Наверно, у каждого из нас имеется какое-то представление о хороших и плохих стихах. Хороший вкус многолик. Выбор любимой поэзии, как любое другое проявление личного вкуса, совместим с широким разновкусием. Если что и существует объективно, так это генетически обусловленные различия между людьми на уровне психики. Их, этих различий, уже достаточно для того, чтобы единый хороший вкус стал принципиально невозможным.
Но и сознавая эти простые истины, не перестаешь удивляться неприятию Слуцкого. Какой только напраслины не возводили на его поэзию. В ней-де нет чувств. В действительности в стихах Слуцкого, как правило, отсутствуют названия чувств. Спору нет, обозначить чувство названием было некогда рутинной практикой изящной словесности. Но это, мягко говоря, пройденный этап. И разве вывеска с названием чувства ценнее, чем оно само?

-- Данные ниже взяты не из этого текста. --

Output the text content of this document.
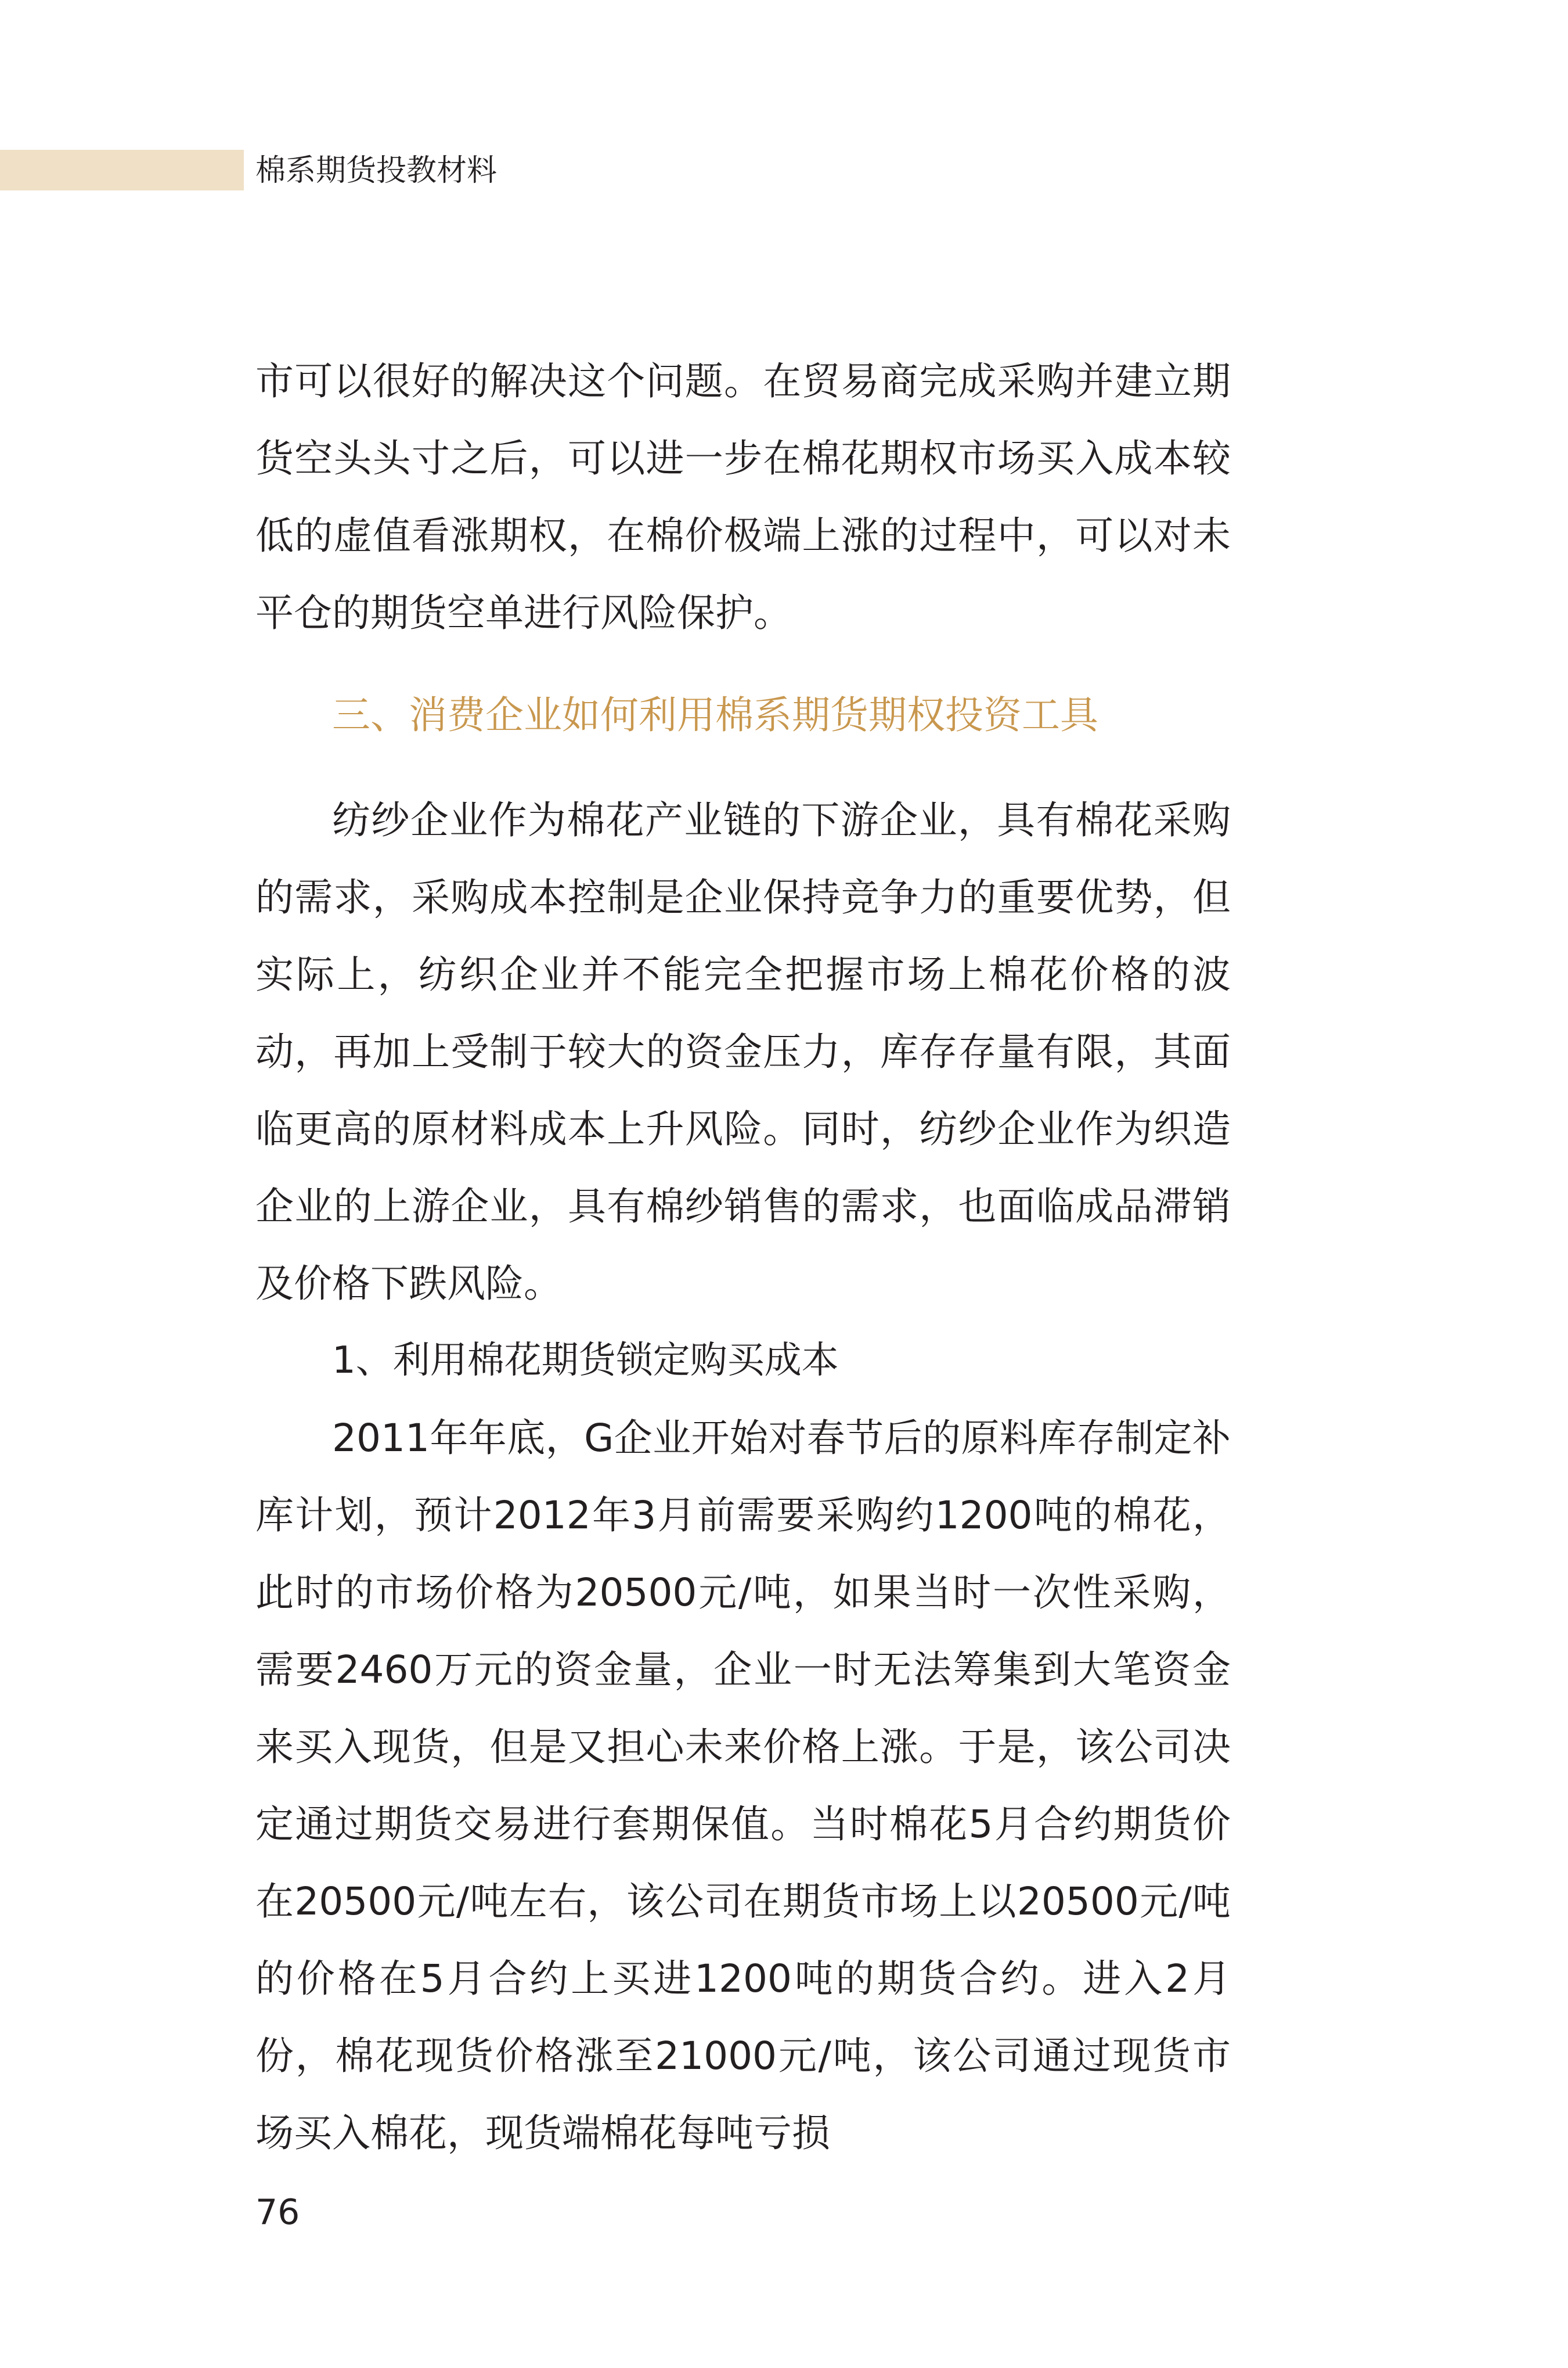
棉系期货投教材料

市可以很好的解决这个问题。在贸易商完成采购并建立期货空头头寸之后，可以进一步在棉花期权市场买入成本较低的虚值看涨期权，在棉价极端上涨的过程中，可以对未平仓的期货空单进行风险保护。

三、消费企业如何利用棉系期货期权投资工具

纺纱企业作为棉花产业链的下游企业，具有棉花采购的需求，采购成本控制是企业保持竞争力的重要优势，但实际上，纺织企业并不能完全把握市场上棉花价格的波动，再加上受制于较大的资金压力，库存存量有限，其面临更高的原材料成本上升风险。同时，纺纱企业作为织造企业的上游企业，具有棉纱销售的需求，也面临成品滞销及价格下跌风险。

1、利用棉花期货锁定购买成本

2011年年底，G企业开始对春节后的原料库存制定补库计划，预计2012年3月前需要采购约1200吨的棉花，此时的市场价格为20500元/吨，如果当时一次性采购，需要2460万元的资金量，企业一时无法筹集到大笔资金来买入现货，但是又担心未来价格上涨。于是，该公司决定通过期货交易进行套期保值。当时棉花5月合约期货价在20500元/吨左右，该公司在期货市场上以20500元/吨的价格在5月合约上买进1200吨的期货合约。进入2月份，棉花现货价格涨至21000元/吨，该公司通过现货市场买入棉花，现货端棉花每吨亏损

76
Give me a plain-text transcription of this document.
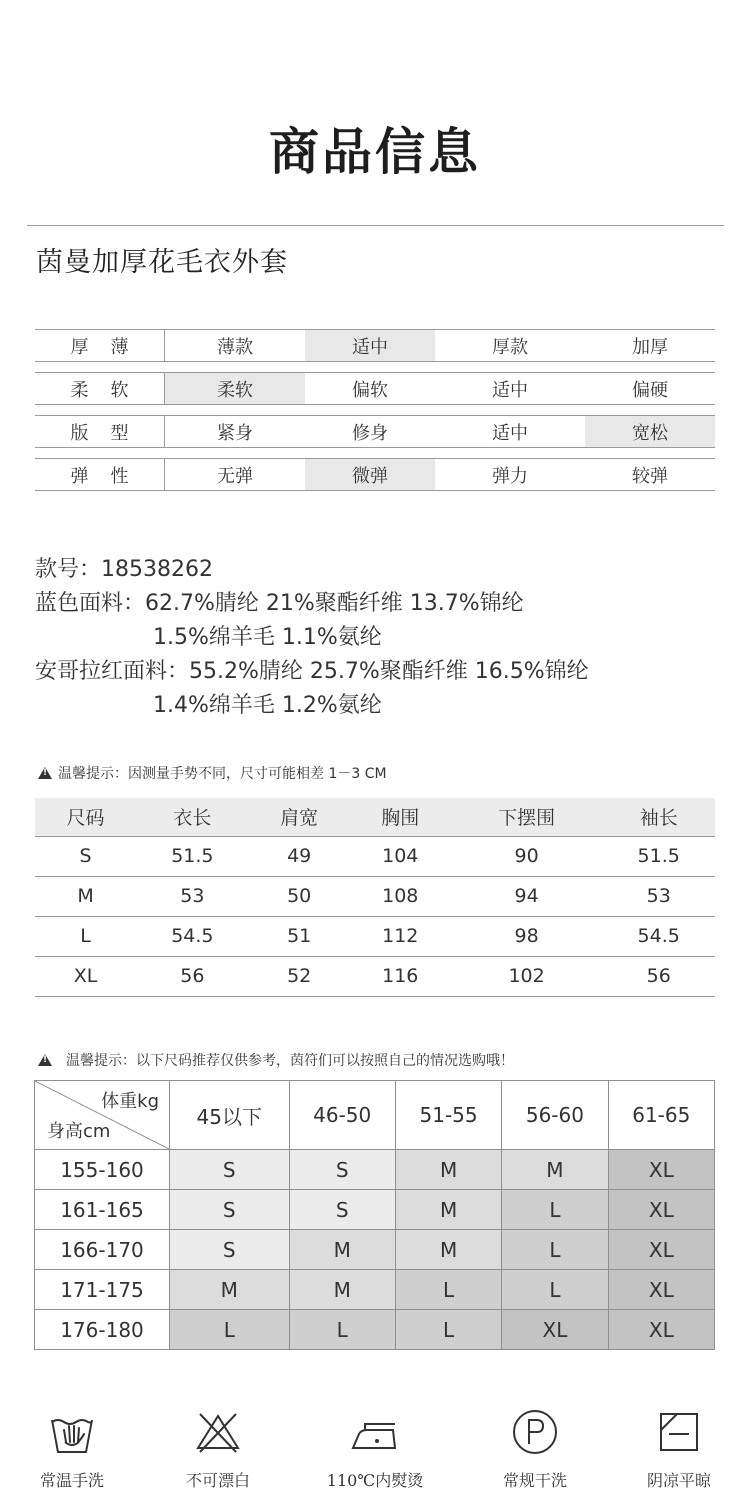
商品信息
茵曼加厚花毛衣外套
厚薄	薄款	适中	厚款	加厚
柔软	柔软	偏软	适中	偏硬
版型	紧身	修身	适中	宽松
弹性	无弹	微弹	弹力	较弹
款号：18538262
蓝色面料：62.7%腈纶 21%聚酯纤维 13.7%锦纶
1.5%绵羊毛 1.1%氨纶
安哥拉红面料：55.2%腈纶 25.7%聚酯纤维 16.5%锦纶
1.4%绵羊毛 1.2%氨纶
!
温馨提示：因测量手势不同，尺寸可能相差 1－3 CM
尺码	衣长	肩宽	胸围	下摆围	袖长
S	51.5	49	104	90	51.5
M	53	50	108	94	53
L	54.5	51	112	98	54.5
XL	56	52	116	102	56
!
温馨提示：以下尺码推荐仅供参考，茵符们可以按照自己的情况选购哦！
体重kg
身高cm	45以下	46-50	51-55	56-60	61-65
155-160	S	S	M	M	XL
161-165	S	S	M	L	XL
166-170	S	M	M	L	XL
171-175	M	M	L	L	XL
176-180	L	L	L	XL	XL
常温手洗	不可漂白	110℃内熨烫	常规干洗	阴凉平晾
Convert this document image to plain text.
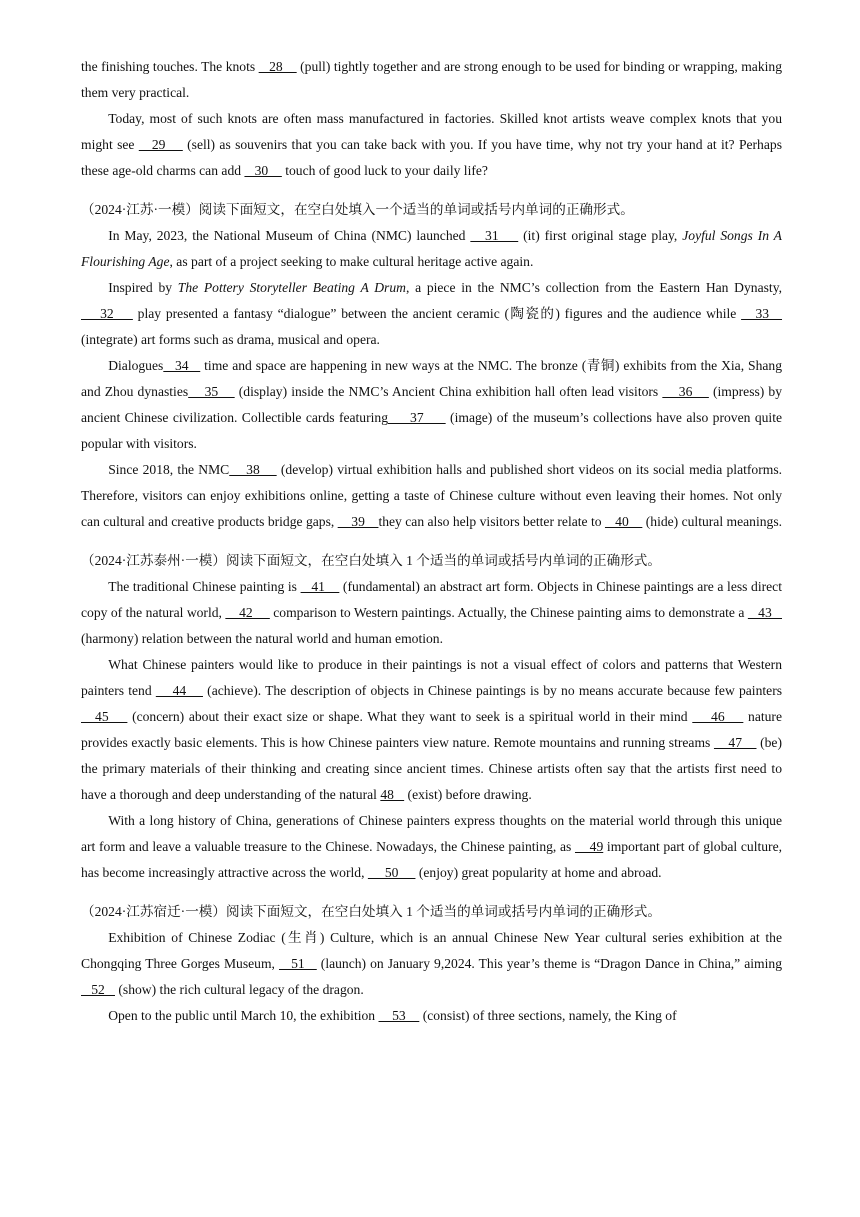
the finishing touches. The knots    28     (pull) tightly together and are strong enough to be used for binding or wrapping, making them very practical.

Today, most of such knots are often mass manufactured in factories. Skilled knot artists weave complex knots that you might see    29     (sell) as souvenirs that you can take back with you. If you have time, why not try your hand at it? Perhaps these age-old charms can add    30     touch of good luck to your daily life?

（2024·江苏·一模）阅读下面短文，在空白处填入一个适当的单词或括号内单词的正确形式。

In May, 2023, the National Museum of China (NMC) launched    31     (it) first original stage play, Joyful Songs In A Flourishing Age, as part of a project seeking to make cultural heritage active again.

Inspired by The Pottery Storyteller Beating A Drum, a piece in the NMC’s collection from the Eastern Han Dynasty,     32     play presented a fantasy “dialogue” between the ancient ceramic (陶瓷的) figures and the audience while    33    (integrate) art forms such as drama, musical and opera.

Dialogues   34    time and space are happening in new ways at the NMC. The bronze (青铜) exhibits from the Xia, Shang and Zhou dynasties    35     (display) inside the NMC’s Ancient China exhibition hall often lead visitors     36     (impress) by ancient Chinese civilization. Collectible cards featuring     37      (image) of the museum’s collections have also proven quite popular with visitors.

Since 2018, the NMC    38     (develop) virtual exhibition halls and published short videos on its social media platforms. Therefore, visitors can enjoy exhibitions online, getting a taste of Chinese culture without even leaving their homes. Not only can cultural and creative products bridge gaps,     39    they can also help visitors better relate to    40     (hide) cultural meanings.

（2024·江苏泰州·一模）阅读下面短文，在空白处填入 1 个适当的单词或括号内单词的正确形式。

The traditional Chinese painting is    41     (fundamental) an abstract art form. Objects in Chinese paintings are a less direct copy of the natural world,     42      comparison to Western paintings. Actually, the Chinese painting aims to demonstrate a    43    (harmony) relation between the natural world and human emotion.

What Chinese painters would like to produce in their paintings is not a visual effect of colors and patterns that Western painters tend     44     (achieve). The description of objects in Chinese paintings is by no means accurate because few painters    45     (concern) about their exact size or shape. What they want to seek is a spiritual world in their mind     46     nature provides exactly basic elements. This is how Chinese painters view nature. Remote mountains and running streams     47     (be) the primary materials of their thinking and creating since ancient times. Chinese artists often say that the artists first need to have a thorough and deep understanding of the natural 48    (exist) before drawing.

With a long history of China, generations of Chinese painters express thoughts on the material world through this unique art form and leave a valuable treasure to the Chinese. Nowadays, the Chinese painting, as     49 important part of global culture, has become increasingly attractive across the world,      50      (enjoy) great popularity at home and abroad.

（2024·江苏宿迁·一模）阅读下面短文，在空白处填入 1 个适当的单词或括号内单词的正确形式。

Exhibition of Chinese Zodiac (生肖) Culture, which is an annual Chinese New Year cultural series exhibition at the Chongqing Three Gorges Museum,    51    (launch) on January 9,2024. This year’s theme is “Dragon Dance in China,” aiming    52    (show) the rich cultural legacy of the dragon.

Open to the public until March 10, the exhibition     53     (consist) of three sections, namely, the King of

Коли нет чувства, значит — стихи от ума. Тут и вовсе смешение понятий. Да, Борис Слуцкий был умным, так что его стихам органически трудно выглядеть глупыми или малограмотными, но ум и образованность присутствуют в них не вместо чувств, а вместе с чувствами.
С особым усердием писали, что стихи Слуцкого неблагозвучны. Дескать, нет в них красоты, которая, дескать, по определению присуща настоящей поэзии. Красота красоте, однако, рознь. Мусоргский был неблагозвучен для тех, кто считал, что красота исчерпала себя в Верди. Но в свое время и Верди был встречен с неодобрением. Да и к Мусоргскому со временем привыкли, но неблагозвучными объявлялись другие — Прокофьев, Шостакович… А музыка живет себе, живет — и никому ничем не обязана.